Various rates and weights and varieties and qualities have been thrown into the mix in the last six or seven months of apparently intense negotiations. Various regional and geographical angles have come in, such as the one where KP is blaming poor old Punjab for scuttling the supply of flour.

While so much else around the tandoor has changed, some topics of discussion are eternally the same.

There have been stories upon stories about mismanagement and unavoidable situations spiking the prices of wheat and making all these requests and warnings by the government to naanbais look unreasonable. Even when it is to be kept in mind that tandoori rotis have become quite a burden on domestic budgets.

In any case, the issues must be insurmountable for these talks between naanbai associations and the government have been inconclusive so far. Not to forget the wheat scandal which was thrown in somewhere in the middle to complicate things at such a basic unit signifying life in the city — and perhaps villages — in Pakistan.

The debate at the tandoor is unending and it is a tribute to our consistent taste that while so much else around the oven has changed, some topics of discussion are eternally the same. For starters, there’s one buyer who is always in a hurry because he has guests waiting at home, another who is mission-bound to dash back to his kitchen before his curry gets cold and his mum loses her temper.

And yes, the size of the roti and the designs of those who fix prices are an inevitable topic of heated exchange every now and then. At least this is how it has been often at our tandoor or tanoor which, like so many other shops in the same business here in Lahore, is occupied by polite Kashmiris from AJK. They feed us for a few months before they are replaced by a fresh team from home.

They, like other outsiders to the city, are happily allowed the occupation because manning a tandoor for long hours the whole year through is not something you would readily recommend to your dear ones. It takes patience, and often requires some of the staff to live on the premises, if you can use the term ‘live’ to cover the few wee hours the tandoor is closed for during the night.

It is as if they are always there, with a T-shirt or a vest on taking the heat day in and day out. It is a jail-like routine they have to follow, until they have paid their penance with a smile on their faces and are good for a few weeks’ reprieve in their cooler homeland.

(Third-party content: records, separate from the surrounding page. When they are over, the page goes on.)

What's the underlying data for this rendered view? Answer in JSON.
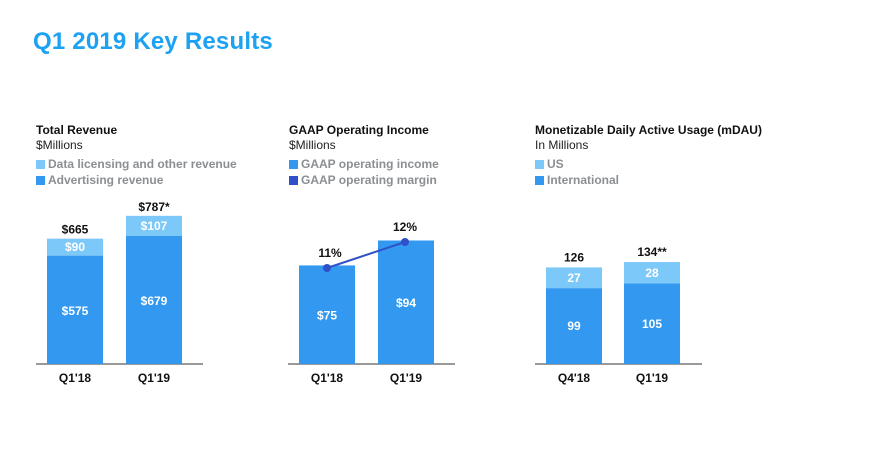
{
  "page": {
    "title": "Q1 2019 Key Results"
  },
  "colors": {
    "title": "#1da1f2",
    "dark_segment": "#3399f0",
    "light_segment": "#7cc8f8",
    "margin_line": "#2f50c8",
    "axis": "#333333"
  },
  "chart_data": [
    {
      "type": "bar",
      "title": "Total Revenue",
      "unit": "$Millions",
      "categories": [
        "Q1'18",
        "Q1'19"
      ],
      "series": [
        {
          "name": "Data licensing and other revenue",
          "values": [
            90,
            107
          ],
          "labels": [
            "$90",
            "$107"
          ]
        },
        {
          "name": "Advertising revenue",
          "values": [
            575,
            679
          ],
          "labels": [
            "$575",
            "$679"
          ]
        }
      ],
      "totals": [
        "$665",
        "$787*"
      ],
      "stacked": true
    },
    {
      "type": "bar",
      "title": "GAAP Operating Income",
      "unit": "$Millions",
      "categories": [
        "Q1'18",
        "Q1'19"
      ],
      "series": [
        {
          "name": "GAAP operating income",
          "values": [
            75,
            94
          ],
          "labels": [
            "$75",
            "$94"
          ]
        },
        {
          "name": "GAAP operating margin",
          "type": "line",
          "values": [
            11,
            12
          ],
          "labels": [
            "11%",
            "12%"
          ]
        }
      ]
    },
    {
      "type": "bar",
      "title": "Monetizable Daily Active Usage (mDAU)",
      "unit": "In Millions",
      "categories": [
        "Q4'18",
        "Q1'19"
      ],
      "series": [
        {
          "name": "US",
          "values": [
            27,
            28
          ],
          "labels": [
            "27",
            "28"
          ]
        },
        {
          "name": "International",
          "values": [
            99,
            105
          ],
          "labels": [
            "99",
            "105"
          ]
        }
      ],
      "totals": [
        "126",
        "134**"
      ],
      "stacked": true
    }
  ]
}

I, for one, have not been able to spot them in these marathon dialogues by their associations. On evidence the naanbais’ associations — of which the country seems to have many— are solely there to talk prices of roti and gas with the government. They are hardly a trade union worth the ‘association’ tag. Worse, they are in partnership with those who exploit emigrants to sustain urban life.

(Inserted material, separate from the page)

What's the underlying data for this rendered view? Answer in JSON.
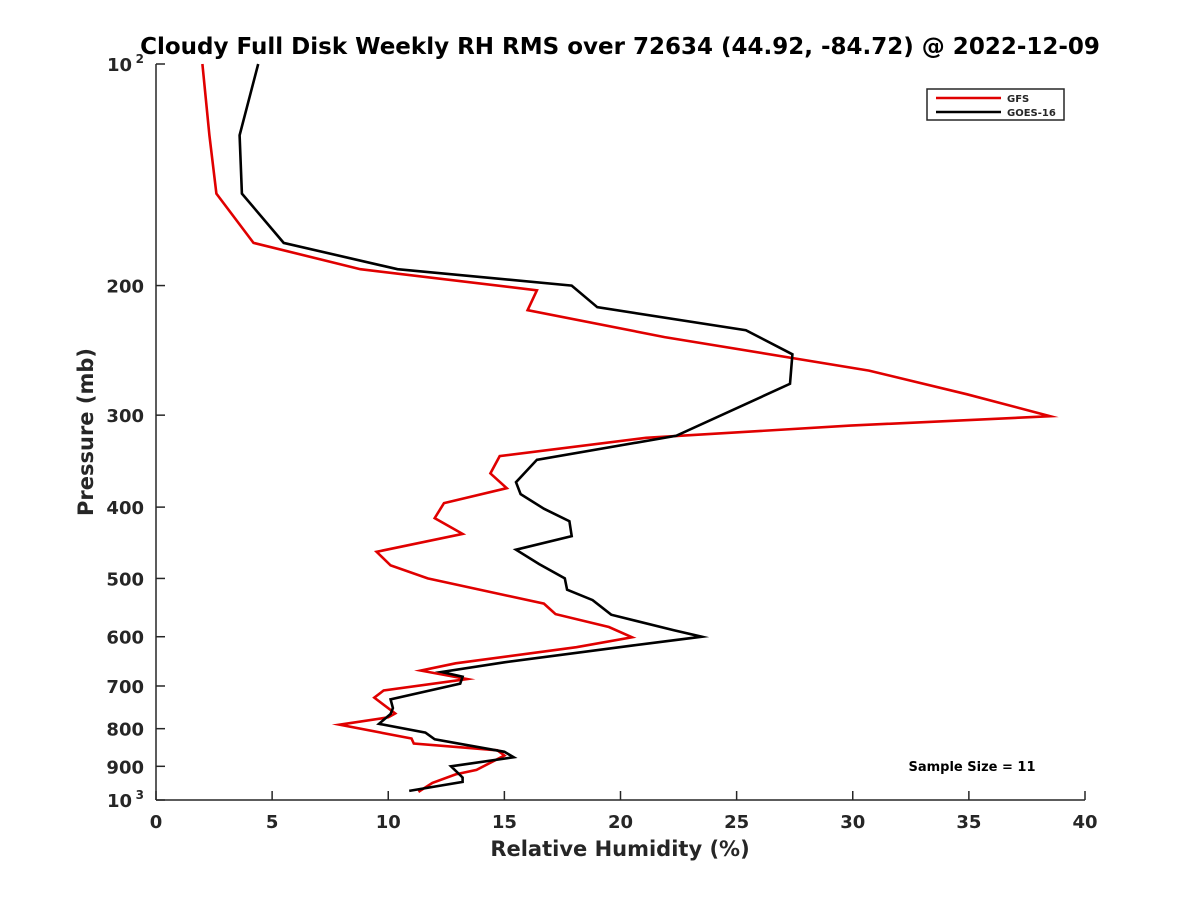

The visible does not matter too much when the folklore created over time has cast such great spells on people so fond of get-rich stories. The legend goes that these tandoor families, meaning the contractors who manage these tandoors with the help and services of close relatives, mint millions and are supposed to live prosperous lives back home.

In popular wisdom, those running tandoors are considered well-off, with a guaranteed source of income throughout the year. All curious attempts at finding out the secret to their fortunes are responded to with the same final statement that is fuel for idle ambition: ‘Such a big profit margin with so little investment. You cannot imagine.’

And you cannot imagine the tandoor near your home running cold on a hot July afternoon just because the government couldn’t reconcile to the old theory of fundamentals. The basic theory is that the conditions must be created to make sure that the most basic sustenance item — bread — is available to the people at reasonable, in fact, cheap, prices.

The people will buy. They will buy the pateeri roti made of a coarser brand of wheat flour at Rs10 or Rs8 just as they would buy the khameeri roti that is ideally supposed to be made of fine atta raised with yeast or varieties of naan which have maida as their base.

Down at the tandoor, the changes will show as they always have before making an impact anywhere else. A few loyal old-school connoisseurs will be exposed before a battery of knowing, familiar faces for making the abrupt switchover from the elitist and increasingly elusive khameeri to an ever-shrinking pateeri one can simply not live without.

The writer is Dawn’s resident editor in Lahore.